Friday, 25 October 2024

The Seatoun 1916 skirt

 Did I have the time to thrown in a random project last month? No. Could I stop myself when Leimomi Oakes of TheDreamstress and Scroop Patterns asked for pattern testers for a mid-1910s skirt? Also no. I already have the Scroop Patterns corset, petticoat and blouse for the time period and this would be perfect to get a whole outfit finished. The fashion 1915-1917 with the crinoline revival and swishy skirts is probably my absolute favorite historical era, after all it's no coincidence that I modelled my wedding gown after it. 


Leimomi said that it took her around 4,5 hours to make the skirt, so I figured it would a fairly straightforward project, and it was. It would have been even easier if I had chosen another fabric. I used a very dark navy herringbone twill in cotton, and it was so dark that all the seams simply disappeared. I couldn't see them, which led to me chosing a simpler finish on the long seams and missing some when installing the placket. I really like Scroop Patterns because of the instructions though, they are so so easy to follow and I know that even if something feels daunting I could just take a breath and follow the instructions step by step and I will end up with a nice end result.

The changes I made to this pattern was that shortened the skirt with 6 cm at the hem and I used slightly larger seam allowances on the waist belt. I made a size 42 and my belt ended up 92 cm instead of the 91,5 if I had made the pattern with the indicated seam allowances. 

Another thing that I changed was that I raised the pockets. Mostly to make them reachable for my arms, but it also had the bonus of covering my wonky sewing at the bottom of the placket. In order to mark the new placement for the pockets I simply cut out the pocket placement marking from the pattern and placed it on the skirt until I was happy with where it was, then I marked it on the skirt and sewed the pocket on.


I am wearing the skirt with a Wearing Historys combinations, the Rilla corset, the Ettie Petticoat, my own pattern of a corset cover and the Selina blouse. This combination of clothes really illustrates the changes my body has gone through the last few years. The Rilla from 2017 is size 44 and it is slightly too large now, I had to fully close it in the back and I could have cinched it some more if I could have. The Ettie is made in size 48 or 50, and in order for it to stay up I made a hole in the casing for the elastic and then shortened the elastic quite a lot. This large Ettie was maybe a bit too large to get all the fabric properly under the skirt, it felt a bit bulky, especially since it is starched. The Selina is a size 46 and it definitely feels too big now. The hat is a summer straw hat from H&M that I've simply added a giant bow and some feathers to.





The pattern is now launched at Scroop Patterns and it also comes with a modernised version, the Tara skirt and pinafore. I was so happy with the Seatoun that I have already bought fabric so that I can make the Tara versions to use as everyday wear.




Sunday, 20 October 2024

A 1520s master miner/burgher couple

 Since I first started to make 16th century clothing I have wanted to make clothes that could have been worn by the master miners in Falun. Master miners were part owners of the mine and owned their own smelting furnaces where they produced copper, they then sold it. There was a wide variety of economical rank and they can be compared to landed gentry, with some being very rich and some just scraping buy. Over all they can be compared in wealth to the burghers of the towns around the Baltic sea.

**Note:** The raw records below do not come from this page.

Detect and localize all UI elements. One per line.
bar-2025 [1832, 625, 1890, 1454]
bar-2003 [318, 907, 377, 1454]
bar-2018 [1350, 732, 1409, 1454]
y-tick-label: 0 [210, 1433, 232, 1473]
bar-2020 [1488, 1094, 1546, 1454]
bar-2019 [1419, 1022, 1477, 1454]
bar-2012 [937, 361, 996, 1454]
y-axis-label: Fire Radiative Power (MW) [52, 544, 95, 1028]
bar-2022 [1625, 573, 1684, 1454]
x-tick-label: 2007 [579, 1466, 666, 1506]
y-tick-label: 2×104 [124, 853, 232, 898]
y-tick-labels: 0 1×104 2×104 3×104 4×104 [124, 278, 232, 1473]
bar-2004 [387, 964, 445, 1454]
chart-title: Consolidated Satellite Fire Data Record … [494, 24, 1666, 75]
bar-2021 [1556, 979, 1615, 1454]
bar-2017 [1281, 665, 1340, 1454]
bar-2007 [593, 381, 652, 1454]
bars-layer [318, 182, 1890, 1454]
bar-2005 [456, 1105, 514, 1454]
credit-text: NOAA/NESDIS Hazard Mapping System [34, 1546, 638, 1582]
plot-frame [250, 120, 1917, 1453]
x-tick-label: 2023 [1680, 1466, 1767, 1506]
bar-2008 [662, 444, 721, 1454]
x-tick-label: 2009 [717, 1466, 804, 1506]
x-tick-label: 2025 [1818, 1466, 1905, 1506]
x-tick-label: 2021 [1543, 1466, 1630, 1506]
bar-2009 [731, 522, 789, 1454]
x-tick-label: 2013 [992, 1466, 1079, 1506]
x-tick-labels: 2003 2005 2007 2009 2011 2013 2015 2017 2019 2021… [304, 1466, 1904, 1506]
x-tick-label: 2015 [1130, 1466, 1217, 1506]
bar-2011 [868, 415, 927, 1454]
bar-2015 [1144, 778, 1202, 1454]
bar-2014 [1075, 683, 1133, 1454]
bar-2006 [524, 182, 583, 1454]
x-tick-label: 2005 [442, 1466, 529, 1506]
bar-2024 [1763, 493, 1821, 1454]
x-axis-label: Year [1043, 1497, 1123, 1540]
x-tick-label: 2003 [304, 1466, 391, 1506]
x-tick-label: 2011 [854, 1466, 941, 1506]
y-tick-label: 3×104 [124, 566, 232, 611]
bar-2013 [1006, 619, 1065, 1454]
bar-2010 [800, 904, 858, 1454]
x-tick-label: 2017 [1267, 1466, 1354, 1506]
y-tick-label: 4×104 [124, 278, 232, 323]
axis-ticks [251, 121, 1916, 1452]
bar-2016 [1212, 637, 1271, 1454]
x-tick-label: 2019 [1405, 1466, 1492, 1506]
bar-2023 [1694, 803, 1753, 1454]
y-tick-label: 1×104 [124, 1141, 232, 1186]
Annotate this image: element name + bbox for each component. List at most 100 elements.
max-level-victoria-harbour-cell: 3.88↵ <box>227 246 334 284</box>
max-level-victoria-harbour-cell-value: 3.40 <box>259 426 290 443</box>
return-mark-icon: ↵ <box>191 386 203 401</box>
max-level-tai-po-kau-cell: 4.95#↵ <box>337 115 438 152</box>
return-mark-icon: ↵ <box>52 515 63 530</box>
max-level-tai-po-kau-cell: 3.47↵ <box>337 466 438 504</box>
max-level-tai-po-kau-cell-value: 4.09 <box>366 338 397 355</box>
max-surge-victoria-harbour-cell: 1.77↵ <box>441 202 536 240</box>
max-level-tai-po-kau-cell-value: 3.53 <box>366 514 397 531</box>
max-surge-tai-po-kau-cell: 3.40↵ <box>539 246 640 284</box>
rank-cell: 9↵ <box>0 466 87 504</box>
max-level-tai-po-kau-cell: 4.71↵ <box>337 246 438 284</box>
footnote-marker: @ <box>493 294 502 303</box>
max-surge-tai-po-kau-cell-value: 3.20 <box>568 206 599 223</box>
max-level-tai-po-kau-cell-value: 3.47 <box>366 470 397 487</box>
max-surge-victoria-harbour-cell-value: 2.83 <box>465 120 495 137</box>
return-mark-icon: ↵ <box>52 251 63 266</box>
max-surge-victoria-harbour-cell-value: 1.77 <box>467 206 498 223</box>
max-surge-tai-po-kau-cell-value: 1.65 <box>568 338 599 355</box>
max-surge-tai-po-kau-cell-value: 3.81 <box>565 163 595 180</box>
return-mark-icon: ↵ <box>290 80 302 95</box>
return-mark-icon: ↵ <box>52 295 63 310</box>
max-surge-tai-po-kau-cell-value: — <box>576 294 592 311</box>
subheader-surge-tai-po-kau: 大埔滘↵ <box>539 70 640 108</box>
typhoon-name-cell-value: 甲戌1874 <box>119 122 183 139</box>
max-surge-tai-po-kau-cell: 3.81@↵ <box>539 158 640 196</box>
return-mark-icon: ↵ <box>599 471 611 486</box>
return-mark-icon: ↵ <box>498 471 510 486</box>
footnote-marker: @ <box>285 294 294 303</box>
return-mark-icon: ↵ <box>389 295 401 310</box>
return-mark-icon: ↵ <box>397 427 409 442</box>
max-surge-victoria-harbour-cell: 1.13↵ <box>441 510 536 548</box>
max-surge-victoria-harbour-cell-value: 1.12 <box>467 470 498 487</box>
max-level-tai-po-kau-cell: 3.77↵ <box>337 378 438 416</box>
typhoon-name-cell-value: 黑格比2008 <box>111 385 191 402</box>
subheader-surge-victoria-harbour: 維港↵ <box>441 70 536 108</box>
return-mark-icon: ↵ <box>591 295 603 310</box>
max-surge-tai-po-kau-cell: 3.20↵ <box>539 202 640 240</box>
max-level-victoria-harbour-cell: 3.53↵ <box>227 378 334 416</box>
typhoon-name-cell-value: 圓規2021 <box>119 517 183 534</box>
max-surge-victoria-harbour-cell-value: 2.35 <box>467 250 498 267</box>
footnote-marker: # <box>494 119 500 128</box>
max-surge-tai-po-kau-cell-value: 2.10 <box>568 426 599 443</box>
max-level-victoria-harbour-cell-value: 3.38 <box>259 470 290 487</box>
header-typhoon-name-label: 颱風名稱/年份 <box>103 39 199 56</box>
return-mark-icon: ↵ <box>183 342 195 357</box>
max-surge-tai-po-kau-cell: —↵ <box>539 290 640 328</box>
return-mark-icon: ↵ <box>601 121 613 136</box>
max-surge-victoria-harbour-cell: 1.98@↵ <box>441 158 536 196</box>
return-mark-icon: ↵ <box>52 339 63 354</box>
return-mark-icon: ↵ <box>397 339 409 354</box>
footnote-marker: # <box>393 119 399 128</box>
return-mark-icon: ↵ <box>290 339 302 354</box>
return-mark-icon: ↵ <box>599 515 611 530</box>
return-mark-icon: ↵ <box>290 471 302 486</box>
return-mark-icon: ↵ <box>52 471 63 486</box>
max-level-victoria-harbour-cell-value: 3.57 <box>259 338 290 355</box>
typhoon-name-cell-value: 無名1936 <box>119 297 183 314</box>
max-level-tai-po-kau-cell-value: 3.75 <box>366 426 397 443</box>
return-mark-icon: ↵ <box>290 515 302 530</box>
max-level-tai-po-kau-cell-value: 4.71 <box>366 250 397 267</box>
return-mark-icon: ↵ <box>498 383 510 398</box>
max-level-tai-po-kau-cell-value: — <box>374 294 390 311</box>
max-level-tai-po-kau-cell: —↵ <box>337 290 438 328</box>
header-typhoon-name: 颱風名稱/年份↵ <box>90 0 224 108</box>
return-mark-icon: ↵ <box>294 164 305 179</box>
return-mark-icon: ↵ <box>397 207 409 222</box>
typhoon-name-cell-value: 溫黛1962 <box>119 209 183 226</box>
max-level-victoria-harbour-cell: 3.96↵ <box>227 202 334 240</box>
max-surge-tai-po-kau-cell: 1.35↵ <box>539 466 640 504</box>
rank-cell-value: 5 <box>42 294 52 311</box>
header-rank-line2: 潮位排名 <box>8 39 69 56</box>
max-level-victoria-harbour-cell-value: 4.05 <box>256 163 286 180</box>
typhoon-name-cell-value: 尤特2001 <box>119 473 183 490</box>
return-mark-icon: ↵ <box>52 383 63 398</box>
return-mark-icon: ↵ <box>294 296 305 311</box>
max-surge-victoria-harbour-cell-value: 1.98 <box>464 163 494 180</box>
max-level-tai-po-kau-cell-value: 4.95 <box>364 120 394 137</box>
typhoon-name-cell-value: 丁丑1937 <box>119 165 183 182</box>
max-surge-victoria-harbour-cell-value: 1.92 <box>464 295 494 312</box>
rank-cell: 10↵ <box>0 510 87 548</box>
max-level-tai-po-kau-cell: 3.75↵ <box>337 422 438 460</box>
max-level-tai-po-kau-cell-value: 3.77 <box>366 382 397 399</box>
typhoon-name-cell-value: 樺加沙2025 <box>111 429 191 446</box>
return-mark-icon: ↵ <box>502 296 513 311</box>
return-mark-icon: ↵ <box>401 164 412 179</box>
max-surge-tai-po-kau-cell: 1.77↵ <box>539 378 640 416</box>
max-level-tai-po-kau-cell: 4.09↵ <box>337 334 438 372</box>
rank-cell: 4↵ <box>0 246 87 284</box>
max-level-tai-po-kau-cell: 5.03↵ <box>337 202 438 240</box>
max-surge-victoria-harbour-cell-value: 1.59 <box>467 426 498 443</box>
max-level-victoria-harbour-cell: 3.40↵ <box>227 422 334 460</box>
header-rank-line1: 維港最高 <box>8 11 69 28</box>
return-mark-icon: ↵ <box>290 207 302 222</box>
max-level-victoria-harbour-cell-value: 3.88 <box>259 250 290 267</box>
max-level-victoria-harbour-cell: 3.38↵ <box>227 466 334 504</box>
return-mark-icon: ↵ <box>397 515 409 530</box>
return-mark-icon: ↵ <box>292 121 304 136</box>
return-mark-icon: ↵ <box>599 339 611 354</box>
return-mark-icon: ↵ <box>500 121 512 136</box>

My impression of a master miner's daughter back in 2018

When David entered my life I started out with making him a coat, but then we have concentrated more on the landsknecht style, not the least because he really wanted a landsknecht outfit and I mostly do events with the landsknecht group Stockholmsfänikan. 

Anyway this weekend Stockholmsfänikan and Proknekt had a party, and even if it was landsknecht themed, we decided to go as master miners, also because it's October and David didn't want to wear shorts and I felt that I for once could wear my longsleeved green gown without dying from the heat. Also for once I was not cooking so I could wear my blackwork cap and a white apron without risk of putting stains or scorch marks from the fire on them.


I have made a new best apron, that is white and with both whitework and blackwork and I wore my blackwork cap and black furline partlet. For David I had made a new pair of long hose, and instead of his usual blingy hat he got to borrow my red and more simple hat. A good reason to have accessories that you can mix up, and his headsize is the same as mine when I'm wearing a wulsthaube so that works out really well. He is also wearing the hairnet that I am wearing in the top photo from 2018, once again accessories are so good for changing up your costume.


The hose are mainly machine sewed from a quite small piece of wool. I used the pattern for the landknecht shorts but simply lengthened it. I am glad that my husband is fairly short, and still the hose legs just reaches his ankles. I will see if I can piece together the scraps that are left to make them go down a bit over the foot, even if there isn't enough fabric to make them footed hose. I have alsoe piecred the fabric up under the bum and the codpiece and flag that its attached to to make it work. They are held up by being connected to a sleevless doublet, I might add sleeves to it in the future but it is quite comfy to have just the west under the coat. It's up to him to fix a pair of proper shoes though, that isn't something I can make for him.